Continue cooking at a gentle simmer, stirring and scraping the sides of the pot frequently if not constantly, until milk is thick, golden, and reduced to no more than a thin, super-jammy layer, about 45 minutes; stir more frequently as the cajeta thickens to prevent scorching. Continue cooking until cajeta forms a "trail" that remains open for 1 second when a spatula is scraped across the bottom of the pot. Remove from heat. Using tongs, remove and discard vanilla pod. Scrape cajeta into a heat-resistant, wide-mouth glass jar. If the total amount is less than 12 1/2 ounces (1 cup; 355g), thin with a touch of milk or water or else the cajeta will be too thick on cooling. Cajeta can be refrigerated for up to 3 months.

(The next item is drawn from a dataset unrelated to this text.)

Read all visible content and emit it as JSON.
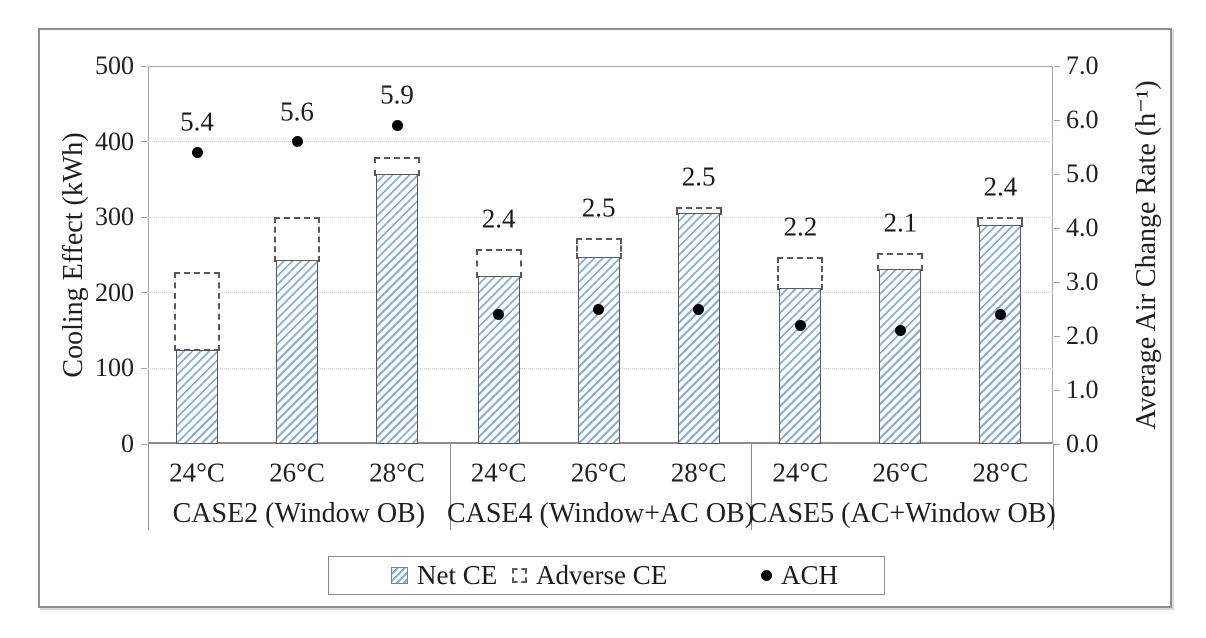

5-quart stainless steel pot, heat-resistant spatula
This quick-cook technique hinges on the unique properties of goat's milk and cannot be attempted with traditional cow's milk or nondairy replacements. I've found that ultra-high-temperature pasteurized (UHT) goat's milk works particularly well—look for purple cartons of Meyenberg in the refrigerated case of supermarkets like Kroger and Whole Foods. Raw or low-temperature pasteurized goat's milk (often found in local markets) will coagulate toward the end of the cooking process, giving the cajeta a slightly grainy consistency, so save those delicately flavored milks for fresh applications.